0 empréstimo, segundo carta de intenções assinada em fevereiro pela cooperativa, será concedido por uma empresa especializada em compra e lapidação de pedras preciosas, a Phoenix Gems, sediada no estado de Michigan, nos Estados Unidos. De acordo com o documento, o financiamento servirá para a aquisição de máquinas para a exploração, em parceria entre a empresa americana é a cooperativa de garimpeiros, do ouro existente nos 12 milhões de toneladas de rejeitos das escavações feitas em Serra Pelada. Nem o Departamento Nacional de Produção Mineral (DNPM), porém, tem certeza da existência da Phoenix Gems - e a operação de empréstimo já foi considerada ilegal pelo governo federal.
"Nenhuma empresa ou grupo econômico, nacional ou estrangeiro, pode adquirir direitos para fazer exploração em Serra Pelada, sem a análise, a aprovação e a averbação pelo DNPM. Isso é lavra clandestina e o governo não vai tolerá-la", diz o diretor-adjunto do DNPM, João César de Freitas Pinheiro. A titularidade para fins de mineração na área de Serra Pelada pertence à Companhia Vale do Rio Doce e o DNPM assevera que a cooperativa de garimpeiros, controlada por Curió, sequer tem direitos de explorar os rejeitos da mina.
Tensão
Apesar disso, segundo disse Genésio Nunes, diretor-secretário da cooperativa, dez mil pessoas estão sendo mobilizadas para aprovar hoje, no estádio Curiozão, a parceria com a Phoenix. Um clima de tensão se instalou na região porque outras associações de garimpeiros, que não estão sob a influência do prefeito de Curionópolis, também reclamam direitos sobre Serra Pelada.

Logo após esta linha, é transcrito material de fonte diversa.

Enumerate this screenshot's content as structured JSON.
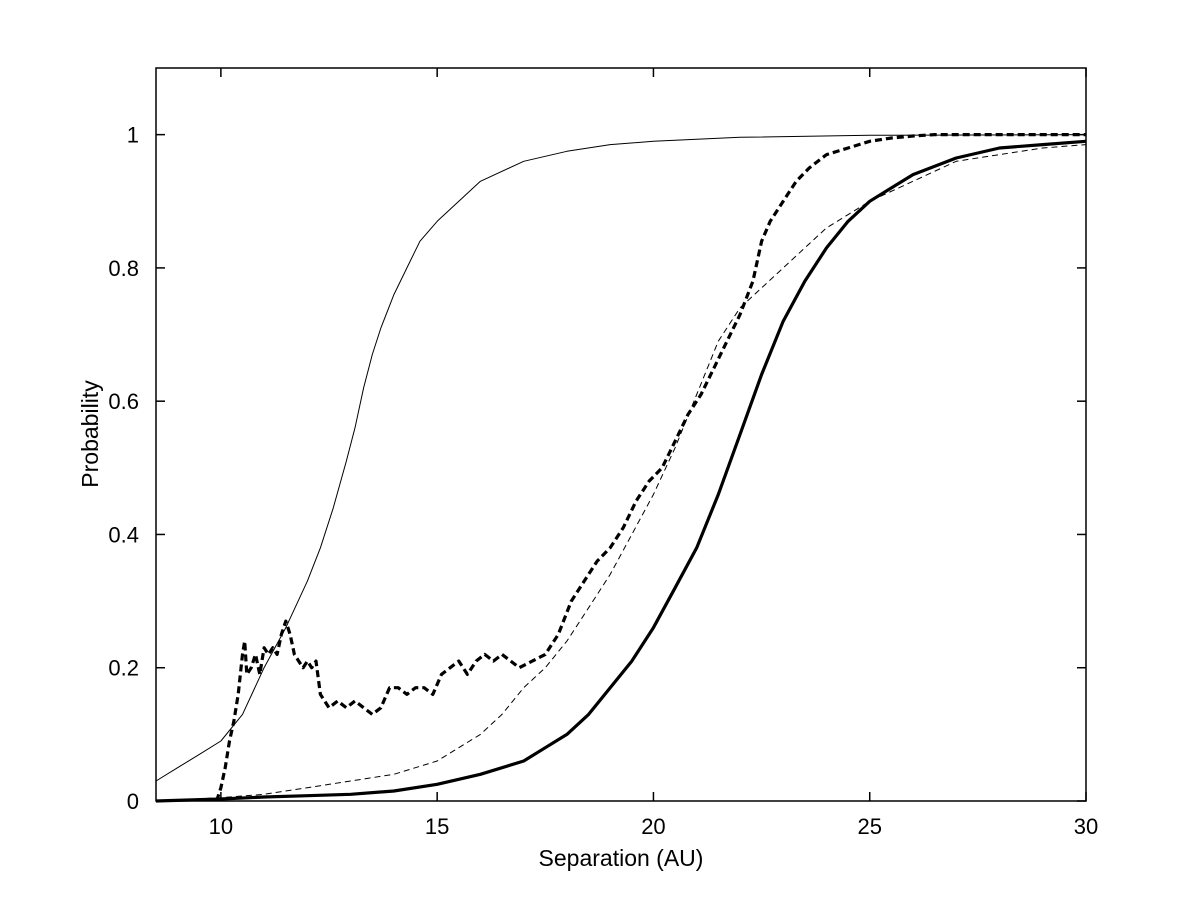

'Essa empresa americana é de fachada. Esse dinheiro vai servir para a campanha política de Curió, que será candidato à reeleição", denuncia Raimundo Benigno, presidente do Sindicato dos Garimpeiros. "Os rejeitos de Serra Pelada pertencem a quem colocou dinheiro lá ", reclama Pedro Paulo da Silva, coordenador de uma associação de ex-donos de barrancos no garimpo.
O Correio tentou entrevistar ontem à tarde Curió, que se firmou como liderança política no sul do Pará depois de ter liderado os contingentes do Exército que reprimiram a guerrilha do Araguaia na década de 70. Mas na Prefeitura de Curionópolis, a única pessoa a atender o telefone era um vigia.
Entulho
Entre novembro de 2002 e fevereiro de 2003, três líderes de garimpeiros foram assassinados por causa das disputas entre as diferentes associações. Desta vez, os ânimos estão de novo acirrados por uma cláusula incluída na carta de intenções assinada pela cooperativa de garimpeiros com a Phoenix, que prevê que a empresa americana passará a ser titular do entulho, se houver inadimplência no pagamento do empréstimo de US$ 40 milhões.
Estima-se que, em meio aos rejeitos de Serra Pelada, exista uma montanha de ouro, que poderia chegar a 72 toneladas. Em 1991, uma avaliação feita pela empresa Bishimetal Exploration, do grupo japonês Mistubishi, calculou que existe em média seis gramas de ouro fino em cada tonelada de rejeito de Serra Pelada. Para recuperá-los, é necessário investimento em equipamentos de mineração com tecnologia apropriada.
0 governo federal criou um grupo de trabalho interministerial para tentar superar as disputas em torno de Serra Pelada e retomar a atividade de mineração na área, hoje praticamente inexistente. As seis mil pessoas que moram em Serra Pelada vivem basicamente de uma garimpagem pouco lucrativa e que pode ser qualificada de subsistência.